GNOME Bugzilla – Bug 640611
Crash in dconf_engine_setup_user
Last modified: 2011-02-04 14:20:05 UTC
I have a test suite for Deja Dup that seems to (sort of) reliably hit a dconf crash. The assertion it trips on is: ERROR:../engine/dconf-engine.c:140:dconf_engine_setup_user: assertion failed: ((engine->gvdbs[0] == NULL) >= (engine->shm == NULL)) I got a traceback, but it doesn't make sense to me: ...
+ Trace 225704
Now, when I examine gvdbs and shm, I see that shm is NULL (as expected), but bizarrely: (gdb) print *engine->gvdbs[0] $5 = {ref_count = 1, data = 0x7f1e643be000 <Address 0x7f1e643be000 out of bounds>, size = 548, mapped = 0x1480b60, byteswapped = 0, trusted = 0, bloom_words = 0x7f1e643be020, n_bloom_words = 0, bloom_shift = 0, hash_buckets = 0x7f1e643be020, n_buckets = 12, hash_items = 0x7f1e643be050, n_hash_items = 12} This should be impossible if I'm reading the code right. Are there threading issues here? Now, my situation is funky. My test suite runs in its own private dbus-launch environment with special HOME & XDG_* variables so as not to interact with my own dconf instance. So maybe that's doing something? I'm running Ubuntu natty, with dconf 0.7.1-0ubuntu2. I can provide more info about the crash or how to reproduce (which may be slightly involved). You could also grab me on IRC.

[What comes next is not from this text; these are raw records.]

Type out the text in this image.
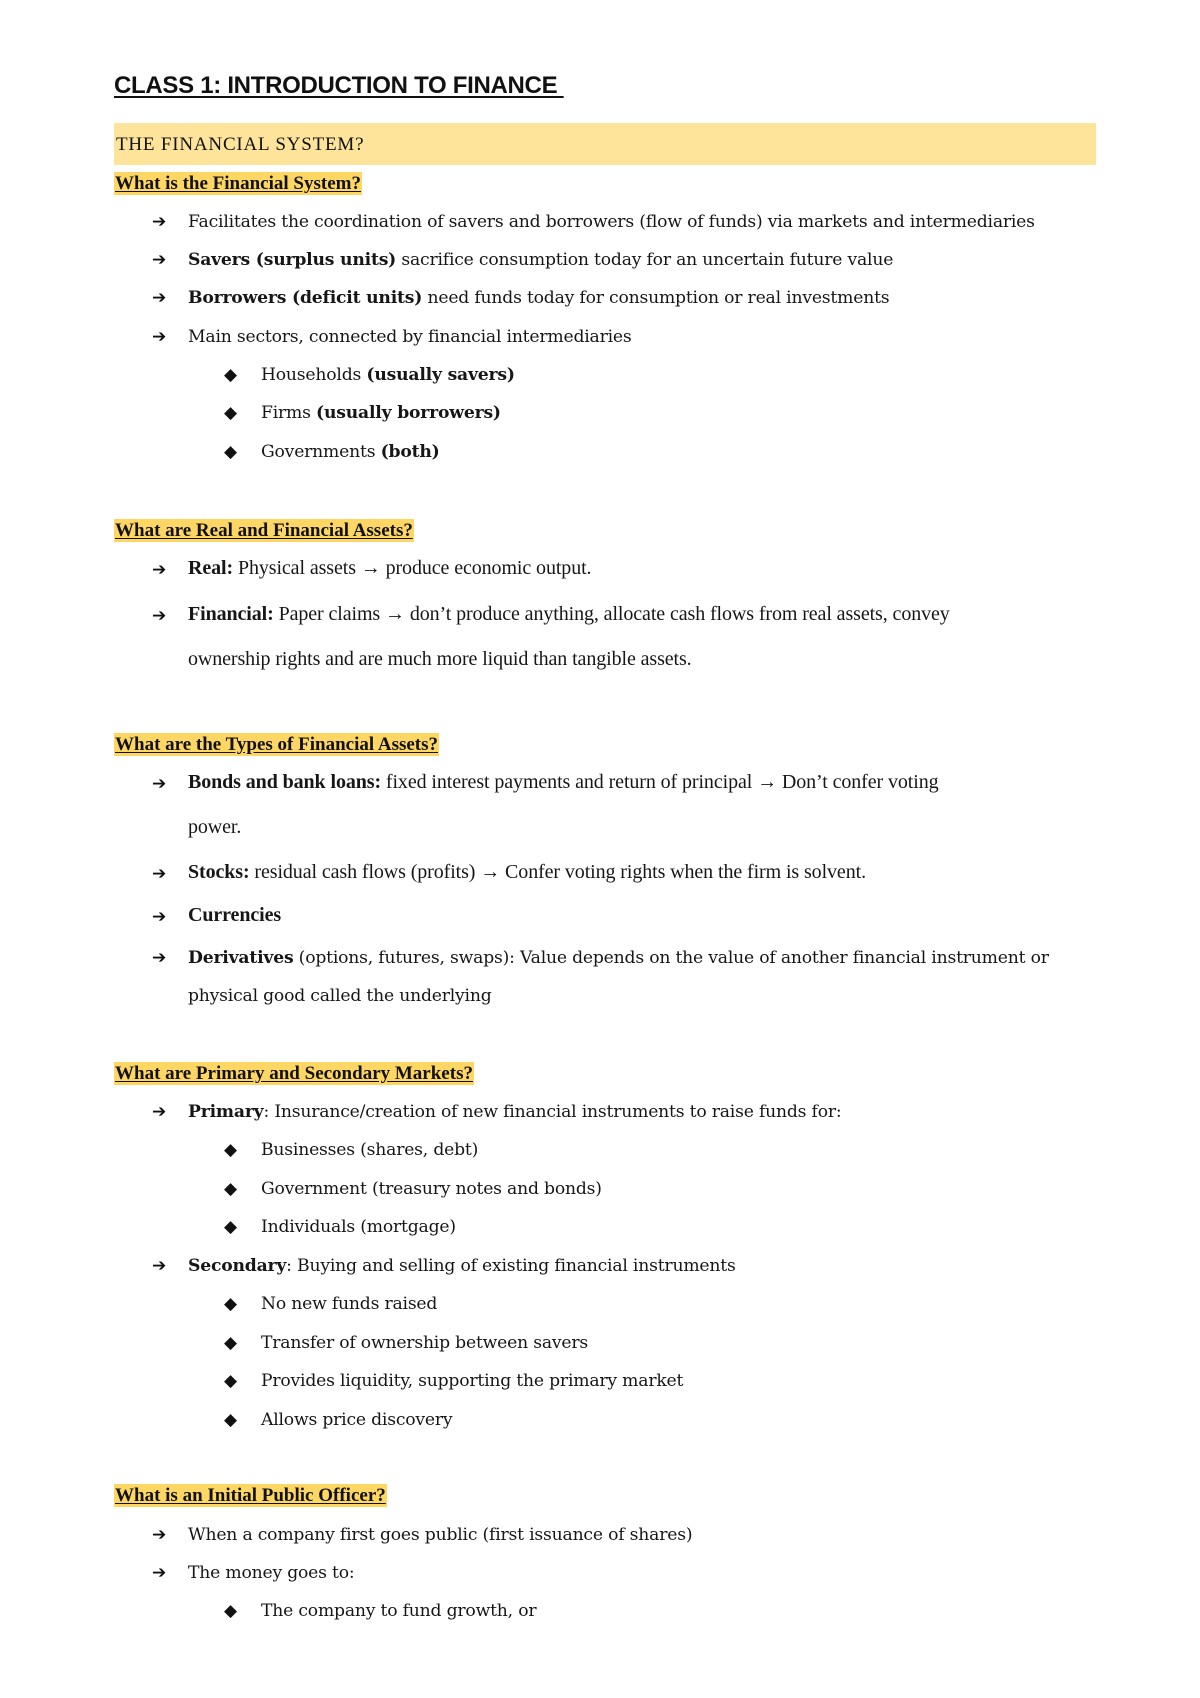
CLASS 1: INTRODUCTION TO FINANCE
THE FINANCIAL SYSTEM?
What is the Financial System?
➔ Facilitates the coordination of savers and borrowers (flow of funds) via markets and intermediaries
➔ Savers (surplus units) sacrifice consumption today for an uncertain future value
➔ Borrowers (deficit units) need funds today for consumption or real investments
➔ Main sectors, connected by financial intermediaries
◆ Households (usually savers)
◆ Firms (usually borrowers)
◆ Governments (both)
What are Real and Financial Assets?
➔ Real: Physical assets → produce economic output.
➔ Financial: Paper claims → don’t produce anything, allocate cash flows from real assets, convey
ownership rights and are much more liquid than tangible assets.
What are the Types of Financial Assets?
➔ Bonds and bank loans: fixed interest payments and return of principal → Don’t confer voting
power.
➔ Stocks: residual cash flows (profits) → Confer voting rights when the firm is solvent.
➔ Currencies
➔ Derivatives (options, futures, swaps): Value depends on the value of another financial instrument or
physical good called the underlying
What are Primary and Secondary Markets?
➔ Primary: Insurance/creation of new financial instruments to raise funds for:
◆ Businesses (shares, debt)
◆ Government (treasury notes and bonds)
◆ Individuals (mortgage)
➔ Secondary: Buying and selling of existing financial instruments
◆ No new funds raised
◆ Transfer of ownership between savers
◆ Provides liquidity, supporting the primary market
◆ Allows price discovery
What is an Initial Public Officer?
➔ When a company first goes public (first issuance of shares)
➔ The money goes to:
◆ The company to fund growth, or
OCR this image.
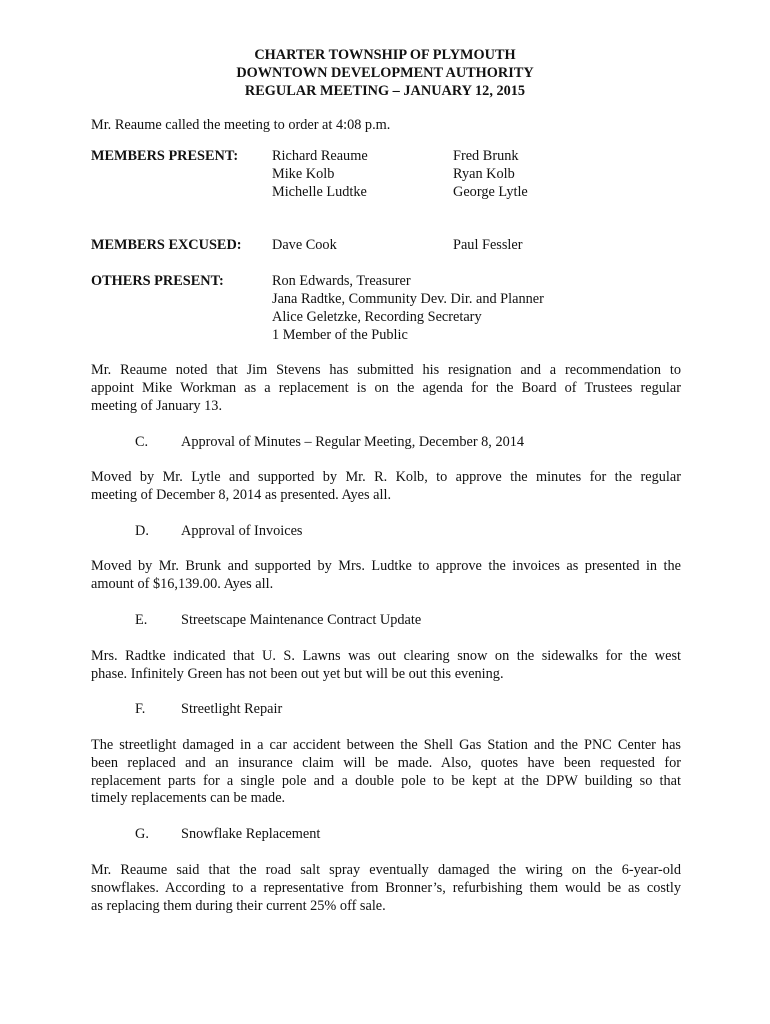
CHARTER TOWNSHIP OF PLYMOUTH
DOWNTOWN DEVELOPMENT AUTHORITY
REGULAR MEETING – JANUARY 12, 2015
Mr. Reaume called the meeting to order at 4:08 p.m.
MEMBERS PRESENT: Richard Reaume
Mike Kolb
Michelle Ludtke
Fred Brunk
Ryan Kolb
George Lytle
MEMBERS EXCUSED: Dave Cook	Paul Fessler
OTHERS PRESENT:	Ron Edwards, Treasurer
Jana Radtke, Community Dev. Dir. and Planner
Alice Geletzke, Recording Secretary
1 Member of the Public
Mr. Reaume noted that Jim Stevens has submitted his resignation and a recommendation to
appoint Mike Workman as a replacement is on the agenda for the Board of Trustees regular
meeting of January 13.
C. Approval of Minutes – Regular Meeting, December 8, 2014
Moved by Mr. Lytle and supported by Mr. R. Kolb, to approve the minutes for the regular
meeting of December 8, 2014 as presented. Ayes all.
D. Approval of Invoices
Moved by Mr. Brunk and supported by Mrs. Ludtke to approve the invoices as presented in the
amount of $16,139.00. Ayes all.
E. Streetscape Maintenance Contract Update
Mrs. Radtke indicated that U. S. Lawns was out clearing snow on the sidewalks for the west
phase. Infinitely Green has not been out yet but will be out this evening.
F. Streetlight Repair
The streetlight damaged in a car accident between the Shell Gas Station and the PNC Center has
been replaced and an insurance claim will be made. Also, quotes have been requested for
replacement parts for a single pole and a double pole to be kept at the DPW building so that
timely replacements can be made.
G. Snowflake Replacement
Mr. Reaume said that the road salt spray eventually damaged the wiring on the 6-year-old
snowflakes. According to a representative from Bronner’s, refurbishing them would be as costly
as replacing them during their current 25% off sale.
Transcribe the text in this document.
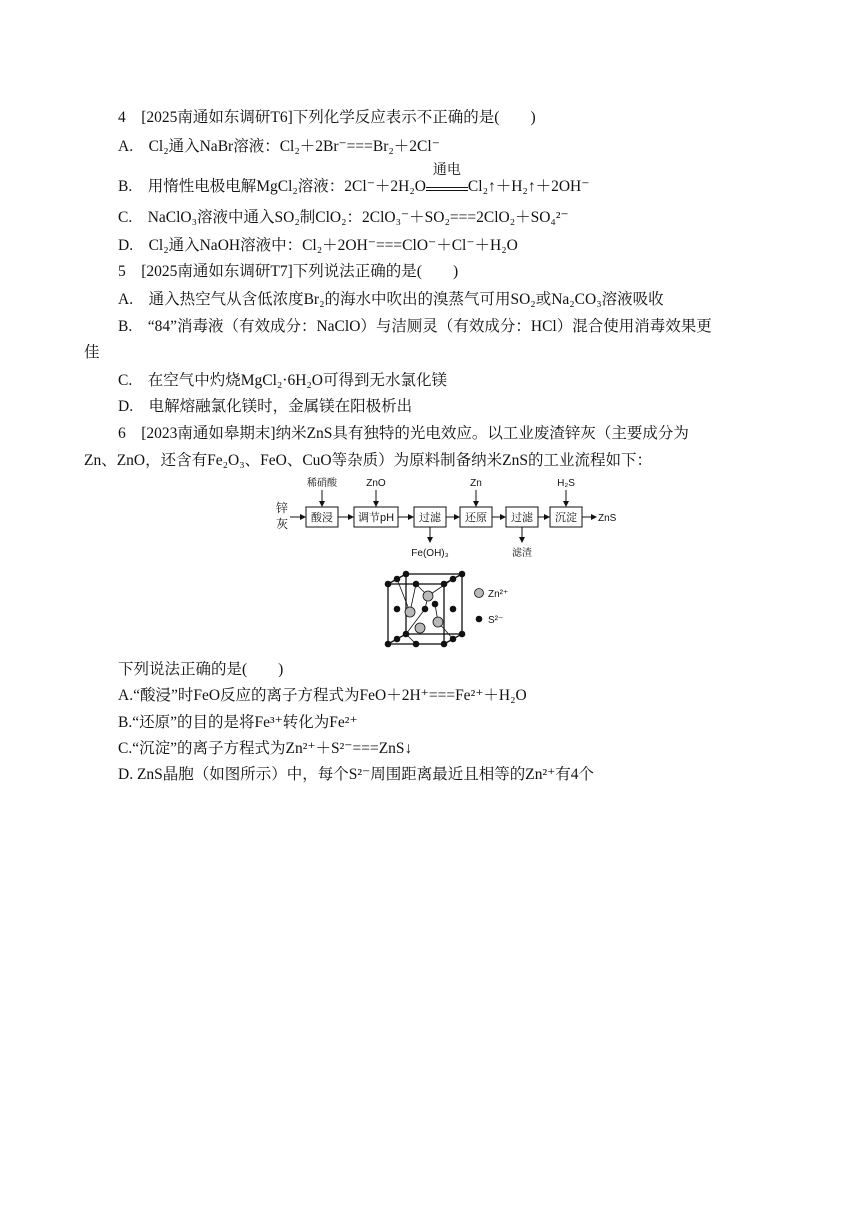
4　[2025南通如东调研T6]下列化学反应表示不正确的是(　　)
A.　Cl₂通入NaBr溶液：Cl₂＋2Br⁻===Br₂＋2Cl⁻
B.　用惰性电极电解MgCl₂溶液：2Cl⁻＋2H₂O
通电
Cl₂↑＋H₂↑＋2OH⁻
C.　NaClO₃溶液中通入SO₂制ClO₂：2ClO₃⁻＋SO₂===2ClO₂＋SO₄²⁻
D.　Cl₂通入NaOH溶液中：Cl₂＋2OH⁻===ClO⁻＋Cl⁻＋H₂O
5　[2025南通如东调研T7]下列说法正确的是(　　)
A.　通入热空气从含低浓度Br₂的海水中吹出的溴蒸气可用SO₂或Na₂CO₃溶液吸收
B.　“84”消毒液（有效成分：NaClO）与洁厕灵（有效成分：HCl）混合使用消毒效果更
佳
C.　在空气中灼烧MgCl₂·6H₂O可得到无水氯化镁
D.　电解熔融氯化镁时，金属镁在阳极析出
6　[2023南通如皋期末]纳米ZnS具有独特的光电效应。以工业废渣锌灰（主要成分为
Zn、ZnO，还含有Fe₂O₃、FeO、CuO等杂质）为原料制备纳米ZnS的工业流程如下：
锌
灰 酸浸 调节pH 过滤 还原 过滤 沉淀
稀硝酸	ZnO	Zn	H₂S
Fe(OH)₃	滤渣
ZnS
Zn²⁺
S²⁻
下列说法正确的是(　　)
A.“酸浸”时FeO反应的离子方程式为FeO＋2H⁺===Fe²⁺＋H₂O
B.“还原”的目的是将Fe³⁺转化为Fe²⁺
C.“沉淀”的离子方程式为Zn²⁺＋S²⁻===ZnS↓
D. ZnS晶胞（如图所示）中，每个S²⁻周围距离最近且相等的Zn²⁺有4个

I saw this once or twice too, but I looked at the code and couldn't figure out how it was possible at all. Your threading argument is a good possibility. The other thing I was considering is heap corruption. Can you distill a good/small test case that triggers this somewhat reliably? I'd love to nail this one.
So the reason that this hasn't shown up in testing is that three things have to occur at the same time: - a write so that the file needs to be reloaded - a read so that the file is reloaded in the thread of the reader (ie: the main application thread) - adding a watch so that the file is reloaded in dconf's worker threader I don't have any test cases that do all of those at once, so it's not caught. Probably this can be fixed by adding locks, but maybe I can come up with a clever way to avoid that.
Does this mean you found a new test case yourself? I would have difficulty parsing what I have down to something manageable. But a full run of the Deja Dup test suite always hits it at some point. If running that would be useful, see http://live.gnome.org/DejaDup/GettingInvolved/Coding to get set up and then enter the 'tests' subdirectory of a deja-dup checkout and type 'make test'.
I think I fixed this. Testing is appreciated.
Yeah, a couple run throughs of my suite didn't hit it, so I'm happy. (It would usually trigger about once per run.)